To overcome these challenges, the present invention deliberately controls microwave heating procedures with steady-step power variation to cure polyimide, polyimide copolymers and their carbon nanotube/nanographene sheet (CNT/NGS) nanocomposites. Using this method, polyimide, polyimide-based copolymers, and their carbon nanocomposites of high imidization degree (85-100%) having superior thermal properties have been attained in dramatically improved curing efficiency at a remarkably reduced curing time of about 40 minutes. In one embodiment, the present invention uses variable power microwave curing at moderate to low temperatures ≤200° C.
One important strategy of the present invention that successfully produces thermal imidization using microwave heating is determining the temperature ramp rate by adjusting the microwave power level and time according to the combined overall microwave absorptivity of the reaction systems.
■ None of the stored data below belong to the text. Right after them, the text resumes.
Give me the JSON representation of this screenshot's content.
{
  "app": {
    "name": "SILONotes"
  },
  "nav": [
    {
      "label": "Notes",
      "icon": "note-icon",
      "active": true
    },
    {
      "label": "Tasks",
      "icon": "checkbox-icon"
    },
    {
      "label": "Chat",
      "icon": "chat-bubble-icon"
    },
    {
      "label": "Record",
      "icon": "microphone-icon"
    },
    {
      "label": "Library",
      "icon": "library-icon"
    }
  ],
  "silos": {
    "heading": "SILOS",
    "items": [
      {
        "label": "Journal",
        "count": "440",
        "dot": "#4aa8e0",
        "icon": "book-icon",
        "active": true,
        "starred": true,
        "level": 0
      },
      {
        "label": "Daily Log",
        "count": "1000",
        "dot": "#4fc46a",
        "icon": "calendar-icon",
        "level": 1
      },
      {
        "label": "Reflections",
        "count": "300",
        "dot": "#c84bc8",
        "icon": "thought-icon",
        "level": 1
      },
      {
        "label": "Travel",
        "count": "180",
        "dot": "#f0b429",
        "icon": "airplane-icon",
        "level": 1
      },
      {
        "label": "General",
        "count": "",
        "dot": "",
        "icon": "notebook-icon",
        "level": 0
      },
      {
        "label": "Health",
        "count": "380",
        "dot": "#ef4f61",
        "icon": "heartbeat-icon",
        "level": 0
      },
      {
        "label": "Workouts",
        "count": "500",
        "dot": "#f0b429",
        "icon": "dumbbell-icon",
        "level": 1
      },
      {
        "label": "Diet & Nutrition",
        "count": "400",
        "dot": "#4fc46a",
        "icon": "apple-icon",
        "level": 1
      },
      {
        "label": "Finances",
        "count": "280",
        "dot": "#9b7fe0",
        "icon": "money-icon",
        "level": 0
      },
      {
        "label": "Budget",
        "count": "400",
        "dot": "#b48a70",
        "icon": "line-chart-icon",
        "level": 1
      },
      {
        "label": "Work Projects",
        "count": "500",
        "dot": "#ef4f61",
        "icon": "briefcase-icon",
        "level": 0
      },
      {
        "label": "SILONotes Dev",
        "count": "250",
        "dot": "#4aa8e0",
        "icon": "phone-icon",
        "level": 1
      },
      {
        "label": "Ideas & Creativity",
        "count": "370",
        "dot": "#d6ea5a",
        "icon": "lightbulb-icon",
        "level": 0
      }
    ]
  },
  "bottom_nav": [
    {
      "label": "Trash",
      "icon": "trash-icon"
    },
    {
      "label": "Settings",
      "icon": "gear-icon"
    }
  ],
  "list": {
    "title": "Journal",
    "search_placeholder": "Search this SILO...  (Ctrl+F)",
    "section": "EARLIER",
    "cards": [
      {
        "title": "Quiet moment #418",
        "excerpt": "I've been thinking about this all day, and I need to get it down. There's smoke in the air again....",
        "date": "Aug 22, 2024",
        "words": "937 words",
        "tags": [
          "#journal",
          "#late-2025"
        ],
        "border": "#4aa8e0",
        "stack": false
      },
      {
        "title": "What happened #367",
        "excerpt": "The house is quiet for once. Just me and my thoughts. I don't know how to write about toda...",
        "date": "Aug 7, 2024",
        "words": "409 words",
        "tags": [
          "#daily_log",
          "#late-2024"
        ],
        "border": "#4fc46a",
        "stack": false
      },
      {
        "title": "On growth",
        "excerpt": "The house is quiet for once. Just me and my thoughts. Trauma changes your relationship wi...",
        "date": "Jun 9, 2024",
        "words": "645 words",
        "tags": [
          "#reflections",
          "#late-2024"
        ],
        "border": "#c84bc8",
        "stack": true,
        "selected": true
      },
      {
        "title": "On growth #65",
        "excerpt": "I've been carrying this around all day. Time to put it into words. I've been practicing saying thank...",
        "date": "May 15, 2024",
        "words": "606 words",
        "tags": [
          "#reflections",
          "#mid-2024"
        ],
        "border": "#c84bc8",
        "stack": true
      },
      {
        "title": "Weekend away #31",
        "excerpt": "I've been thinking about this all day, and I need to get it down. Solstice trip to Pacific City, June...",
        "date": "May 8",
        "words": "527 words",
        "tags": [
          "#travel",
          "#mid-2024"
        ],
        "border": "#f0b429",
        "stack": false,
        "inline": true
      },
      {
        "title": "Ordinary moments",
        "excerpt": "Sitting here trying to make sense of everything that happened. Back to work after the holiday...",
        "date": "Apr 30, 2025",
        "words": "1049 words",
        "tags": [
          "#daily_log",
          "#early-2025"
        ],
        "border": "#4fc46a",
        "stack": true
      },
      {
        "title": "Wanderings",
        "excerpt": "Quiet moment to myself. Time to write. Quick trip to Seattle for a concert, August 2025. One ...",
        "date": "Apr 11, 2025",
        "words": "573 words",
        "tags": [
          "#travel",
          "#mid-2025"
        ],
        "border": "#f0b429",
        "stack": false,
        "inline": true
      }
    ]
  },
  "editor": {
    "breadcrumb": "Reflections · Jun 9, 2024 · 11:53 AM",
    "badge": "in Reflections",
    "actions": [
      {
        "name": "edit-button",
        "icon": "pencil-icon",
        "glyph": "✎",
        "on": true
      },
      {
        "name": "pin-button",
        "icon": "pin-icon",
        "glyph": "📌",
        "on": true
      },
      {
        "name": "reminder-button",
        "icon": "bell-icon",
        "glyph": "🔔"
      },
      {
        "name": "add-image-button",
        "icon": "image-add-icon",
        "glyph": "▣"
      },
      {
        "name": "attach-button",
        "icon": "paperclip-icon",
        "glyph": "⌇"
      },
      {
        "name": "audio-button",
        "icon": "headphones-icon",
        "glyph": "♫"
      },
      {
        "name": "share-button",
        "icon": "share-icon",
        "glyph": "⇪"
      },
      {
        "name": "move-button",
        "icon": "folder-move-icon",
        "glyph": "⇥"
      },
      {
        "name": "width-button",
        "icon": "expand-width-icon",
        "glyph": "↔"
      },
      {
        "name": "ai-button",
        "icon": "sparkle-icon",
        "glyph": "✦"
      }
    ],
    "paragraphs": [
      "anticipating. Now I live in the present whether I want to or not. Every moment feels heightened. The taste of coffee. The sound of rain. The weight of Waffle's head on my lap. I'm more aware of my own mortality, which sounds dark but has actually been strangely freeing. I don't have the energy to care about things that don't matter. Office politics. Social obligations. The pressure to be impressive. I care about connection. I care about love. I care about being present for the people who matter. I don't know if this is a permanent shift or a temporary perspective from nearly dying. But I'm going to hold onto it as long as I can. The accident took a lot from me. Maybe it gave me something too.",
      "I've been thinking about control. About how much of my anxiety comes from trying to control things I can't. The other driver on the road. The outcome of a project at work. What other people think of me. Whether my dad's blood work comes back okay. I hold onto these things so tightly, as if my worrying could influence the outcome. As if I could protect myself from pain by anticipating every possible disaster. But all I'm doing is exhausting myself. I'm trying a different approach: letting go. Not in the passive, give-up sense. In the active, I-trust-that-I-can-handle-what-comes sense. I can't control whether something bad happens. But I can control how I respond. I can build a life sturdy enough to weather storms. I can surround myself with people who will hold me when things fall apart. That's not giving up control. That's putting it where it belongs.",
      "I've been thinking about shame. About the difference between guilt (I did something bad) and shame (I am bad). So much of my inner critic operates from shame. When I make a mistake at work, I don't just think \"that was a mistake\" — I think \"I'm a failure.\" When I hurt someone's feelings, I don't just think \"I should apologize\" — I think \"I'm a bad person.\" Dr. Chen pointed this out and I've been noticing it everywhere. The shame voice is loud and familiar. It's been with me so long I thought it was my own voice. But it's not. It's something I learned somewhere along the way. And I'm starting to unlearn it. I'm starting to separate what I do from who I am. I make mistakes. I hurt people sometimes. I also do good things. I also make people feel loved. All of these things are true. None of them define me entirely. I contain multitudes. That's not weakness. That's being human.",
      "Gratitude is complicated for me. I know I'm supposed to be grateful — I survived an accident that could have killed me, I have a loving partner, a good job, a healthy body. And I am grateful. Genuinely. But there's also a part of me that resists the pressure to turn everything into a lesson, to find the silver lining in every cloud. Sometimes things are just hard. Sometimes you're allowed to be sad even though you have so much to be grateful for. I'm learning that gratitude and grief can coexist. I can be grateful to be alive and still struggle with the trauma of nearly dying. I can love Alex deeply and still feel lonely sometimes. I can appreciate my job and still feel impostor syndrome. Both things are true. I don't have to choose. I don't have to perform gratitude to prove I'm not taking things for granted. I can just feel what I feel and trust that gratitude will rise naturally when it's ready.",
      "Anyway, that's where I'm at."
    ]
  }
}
The optimal ramp rate reaches the desired curing temperature, T_curein the shortest time, in one embodiment, T_cure≤20≥10 minutes. The absorptivity calculations include solvents used to prepare the polymer solution, fillers, and substrates. The initial microwave output power level selection is important. Lower initial power settings result in better microwave absorptivity. The goal is to attain imidization or curing at a favorable temperature as fast as possible without damaging the macrostructure caused by abrupt solvent evaporation.
In general, dry organic substances are not microwave active, thus, heating will not occur. The dielectric heating by microwave irradiation is therefore mostly ascribed to the polarity of the solvent molecules. Since poly(amic acid) possesses strong dipole moments, which is assumed to be microwave absorptive, it can help with heating. Albeit, this is inferior to the heating effect of a solvent such as DMF. Along with the solvent evaporation and the formation of stiffer polyimide as the temperature increases, the heating effectiveness reduces correspondingly, resulting in a levelling off of the temperature of the yields. The microwave interactivities of the solvents are determined by their dielectric properties. The larger the loss tangent (tan 8), the more microwave energy is converted into heat, hence the faster the temperature ramp rate as a result. In some embodiments of the present invention, N,N-dimethylformamide (DMF) is used in the PAA solutions, which possesses a fair tan 8 value of 0.161. 1-methyl-2-pyrrolidone (NMP), with a higher tan 8 of 0.275, is a good alternative when carbonaceous fillers have not been incorporated.
Nanoscale curing kinetics are influenced by the presence of nanofillers coupling agents. In one embodiment, the nanofillers are used to reinforce a poly(amic acid) matrix and copoly(amic acid) resin, permitting full imidization after only about 55 minutes of exposure to microwave energy, unlike the conventional oven cured system which required about 20-100 hours of continuous thermal treatment in a vacuum oven at ≥250° C., to achieve the same level of cure, i.e. >20× improvement in kinetics.
In one embodiment, the present invention incorporates single walled carbon nanotube (SWCNT) as filler. This material, as well as nanographene sheets (NGS), improves processibility by reducing the curing time by absorbing microwave energy as well as providing a uniform thermal transport field. In one embodiment, in-situ condensation polymerization is used with carbonaceous fillers, which allows for proper wetting of nanofillers by the polar functional groups in PAA precursor comonomers prior to polymerization to form nanocomposites. In another embodiment, surface modification of nanofillers by oxidative polymerization of aniline to form polyaniline-modified nanofillers, PANi-modified-nanofillers, prior to in-situ polymerization with PAA precursor monomers is used.
The present invention utilizes an improved microwave heating method for thermal imidization instead of conventional heating. Due to the direct energy conversion through radiation-molecule interaction, heating is uniform in the entire material volume. This leads to dramatically decreased curing time (40 min in microwave oven compared to 10 h in conventional oven) and energy without trading-off their excellent thermal and mechanical properties.

EXAMPLES

Example 1—Microwave Power Effect on Temperature Increase

The domestic microwave oven uses fixed frequency with pulsed irradiation mode. The higher the microwave power, the longer the microwave irradiation, and therefore, the higher the temperature increase. A 0.1 wt. % CNT-PAA solution and a 0.1 wt. % NGS-PAA solution were used to demonstrate the microwave power effect on temperature increase, as shown in FIGS. 1A and 1B. The temperature ramp rate and the highest attainable temperature both increased with increasing microwave power for both composite solutions, despite the fact that CNT-PAA has a higher heating efficiency than NGS-PAA.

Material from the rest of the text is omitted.